Quaker values at the heart of being British

Quaker values are at the heart of what it means to be British, it was claimed by a Conservative politician in a Westminster Hall debate last month. Tony Baldry, the member of parliament for north Oxfordshire, was taking part in a debate about teaching British values when he drew on the Quaker faith for inspiration.

“Closely related to the need to understand and learn tolerance is the understanding of mutual respect, or what Quakers have traditionally described as ‘finding that of God in every man’,” said Tony Baldry. “I have visited primary and secondary schools in my constituency for more than a third of a century, and my impression is that schools are extremely good at seeking to promote mutual respect among pupils.”

Tony Baldry added: “Nothing in what the government propose should be seen as being in any way intended or likely to be anti-Muslim because it seeks to promote British values.” He also went on to quote the queen and suggest that another British value is that of “loving one’s neighbour as oneself, accepting personal responsibility and accepting responsibilities to oneself, one’s family and the community in which we find ourselves.”

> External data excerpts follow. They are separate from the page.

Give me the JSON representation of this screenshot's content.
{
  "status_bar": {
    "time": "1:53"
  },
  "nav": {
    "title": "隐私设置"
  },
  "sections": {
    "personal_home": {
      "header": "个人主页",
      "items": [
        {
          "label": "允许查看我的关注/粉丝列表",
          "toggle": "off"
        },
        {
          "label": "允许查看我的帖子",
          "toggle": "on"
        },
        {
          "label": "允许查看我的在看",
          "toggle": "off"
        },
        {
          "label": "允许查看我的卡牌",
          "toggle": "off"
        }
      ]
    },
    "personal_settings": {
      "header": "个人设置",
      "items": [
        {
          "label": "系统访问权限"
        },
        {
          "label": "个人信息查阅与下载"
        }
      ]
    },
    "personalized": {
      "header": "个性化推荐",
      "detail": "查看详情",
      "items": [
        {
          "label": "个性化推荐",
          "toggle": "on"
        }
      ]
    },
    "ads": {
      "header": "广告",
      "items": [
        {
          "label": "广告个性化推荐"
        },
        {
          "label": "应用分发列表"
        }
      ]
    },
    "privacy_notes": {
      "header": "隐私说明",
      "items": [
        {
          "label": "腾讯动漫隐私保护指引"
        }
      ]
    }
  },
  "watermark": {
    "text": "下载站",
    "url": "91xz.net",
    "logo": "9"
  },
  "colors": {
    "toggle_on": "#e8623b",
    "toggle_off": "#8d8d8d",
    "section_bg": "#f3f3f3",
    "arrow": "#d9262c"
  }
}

Tony Baldry is no stranger to Quakers and the Quaker faith. His mother was a Quaker and he attended Leighton Park, a private school in Reading with Quaker connections. In a debate on the situation in Gaza earlier this year he said: “I went to a Quaker school, so I have always taken an interest in international development and humanitarian affairs.” In a 1999 debate he said: “I am fortunate in having a Quaker mother and a Quaker background” and in a 1985 debate he said: “I was educated at a Quaker school run by a religious minority”.

Other recent mentions of Quakers in parliament include reference, by Jill Pitkeathley, to a briefing prepared by Quakers in a discussion about the role of the voluntary and charitable sectors; reference, by Mike Watson, of Quaker conscientious objectors to military service; and a mention by Patrick Cormack of Quaker meeting houses in a discussion about the importance of the local parish church.